Step 1: Drawing the "blueprints" and getting supplies
I had a piece of graph paper and remembered that wood at the lumber yard was available in pre-cut pieces in 24" x24" and 24"x48" by 3/4" thickness. It was a birch laminate with one finished side. I was also looking to get a little support under the table so I picked up a couple of 1x4x6 pieces of pine board. All 5 boards plus a pint of cherry Minwax stain cost me $49.99 (your results may vary).
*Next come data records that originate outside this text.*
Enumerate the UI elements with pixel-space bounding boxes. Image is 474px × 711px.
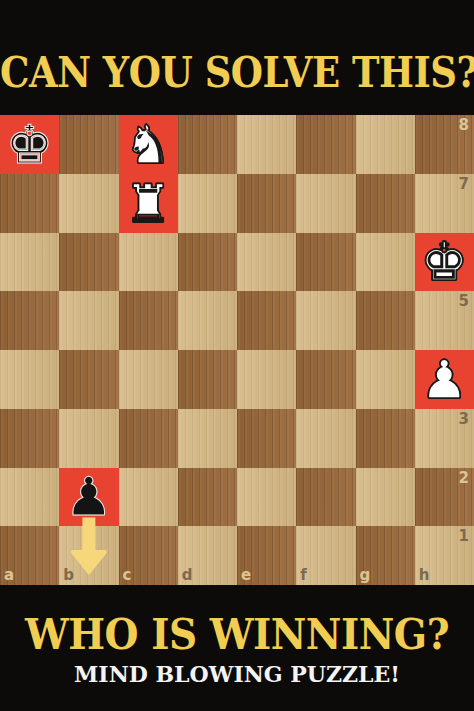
- white-rook-icon: ♜: [124, 177, 172, 230]
- square-e6: [237, 233, 296, 292]
- file-label-f: f: [300, 568, 307, 583]
- footer-subheadline: MIND BLOWING PUZZLE!: [0, 661, 474, 687]
- square-c8: ♞: [119, 115, 178, 174]
- square-d2: [178, 468, 237, 527]
- file-label-d: d: [182, 568, 193, 583]
- square-a1: a: [0, 526, 59, 585]
- square-a8: ♚: [0, 115, 59, 174]
- file-label-a: a: [4, 568, 14, 583]
- square-g6: [356, 233, 415, 292]
- white-knight-icon: ♞: [124, 118, 172, 171]
- square-d8: [178, 115, 237, 174]
- square-f8: [296, 115, 355, 174]
- square-b6: [59, 233, 118, 292]
- square-e8: [237, 115, 296, 174]
- white-king-icon: ♚: [421, 235, 469, 288]
- square-d6: [178, 233, 237, 292]
- square-b4: [59, 350, 118, 409]
- square-g4: [356, 350, 415, 409]
- square-c2: [119, 468, 178, 527]
- file-label-b: b: [63, 568, 74, 583]
- file-label-e: e: [241, 568, 251, 583]
- square-c1: c: [119, 526, 178, 585]
- square-g5: [356, 291, 415, 350]
- rank-label-8: 8: [459, 118, 469, 133]
- square-f5: [296, 291, 355, 350]
- square-b2: ♟: [59, 468, 118, 527]
- square-h6: ♚: [415, 233, 474, 292]
- square-e5: [237, 291, 296, 350]
- square-a7: [0, 174, 59, 233]
- square-h7: 7: [415, 174, 474, 233]
- square-g1: g: [356, 526, 415, 585]
- black-pawn-icon: ♟: [65, 470, 113, 523]
- square-b5: [59, 291, 118, 350]
- square-h4: ♟: [415, 350, 474, 409]
- page-title: CAN YOU SOLVE THIS?: [0, 47, 474, 97]
- square-h5: 5: [415, 291, 474, 350]
- rank-label-2: 2: [459, 471, 469, 486]
- square-f6: [296, 233, 355, 292]
- footer-headline: WHO IS WINNING?: [0, 608, 474, 659]
- black-king-icon: ♚: [6, 118, 54, 171]
- square-d1: d: [178, 526, 237, 585]
- puzzle-poster: CAN YOU SOLVE THIS? ♚♞8♜7♚5♟3♟2abcdefg1h…: [0, 0, 474, 711]
- square-a5: [0, 291, 59, 350]
- square-c3: [119, 409, 178, 468]
- square-g3: [356, 409, 415, 468]
- square-d5: [178, 291, 237, 350]
- square-c7: ♜: [119, 174, 178, 233]
- file-label-g: g: [360, 568, 371, 583]
- square-g2: [356, 468, 415, 527]
- square-b8: [59, 115, 118, 174]
- square-c6: [119, 233, 178, 292]
- square-f2: [296, 468, 355, 527]
- square-a4: [0, 350, 59, 409]
- square-e3: [237, 409, 296, 468]
- square-h1: 1h: [415, 526, 474, 585]
- square-b1: b: [59, 526, 118, 585]
- rank-label-7: 7: [459, 177, 469, 192]
- square-d3: [178, 409, 237, 468]
- square-f1: f: [296, 526, 355, 585]
- square-a6: [0, 233, 59, 292]
- rank-label-1: 1: [459, 529, 469, 544]
- square-h3: 3: [415, 409, 474, 468]
- rank-label-3: 3: [459, 412, 469, 427]
- white-pawn-icon: ♟: [421, 353, 469, 406]
- file-label-c: c: [123, 568, 132, 583]
- square-f7: [296, 174, 355, 233]
- square-e2: [237, 468, 296, 527]
- square-h2: 2: [415, 468, 474, 527]
- square-c5: [119, 291, 178, 350]
- square-b3: [59, 409, 118, 468]
- square-d4: [178, 350, 237, 409]
- square-e1: e: [237, 526, 296, 585]
- square-d7: [178, 174, 237, 233]
- square-f3: [296, 409, 355, 468]
- square-e4: [237, 350, 296, 409]
- rank-label-5: 5: [459, 294, 469, 309]
- square-g7: [356, 174, 415, 233]
- square-c4: [119, 350, 178, 409]
- chess-board: ♚♞8♜7♚5♟3♟2abcdefg1h: [0, 115, 474, 585]
- square-a3: [0, 409, 59, 468]
- file-label-h: h: [419, 568, 430, 583]
- square-h8: 8: [415, 115, 474, 174]
- square-e7: [237, 174, 296, 233]
- square-g8: [356, 115, 415, 174]
- square-b7: [59, 174, 118, 233]
- square-a2: [0, 468, 59, 527]
- square-f4: [296, 350, 355, 409]
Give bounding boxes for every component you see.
Step 2: Prepping and Drilling the Holes for the Pocket Screws
I picked up the KREG pocket screw kit over a year ago and it has paid for itself many times over. The jig in the center has an offset metal collar to drill a hole at an angle and correct depth. On the two 2'x2' boards, I determined the best side and on the opposite drilled four pocket holes at the top edge. On the rails, I drilled two holes at each end and a few along the top edge.
Step 3: Gluing and Screwing
I glued and screwed together the two ends to the table, putting them flush with the edge of the tabletop. I then screwed the two rails in between the ends, giving support to the legs. I set the rails back about an inch (using a scrap piece of board) to be all "artsy".
Step 4: Complete Table - ready for stain
The finished table - 24" high by 24" deep and 48" wide
Step 5: Staining and Sealing
I stained the table with a small can of cherry Minwax stain and waited for it to dry. In the warm weather, it didn't take long. I then applied two coats of polyurethane sealer with sanding in between.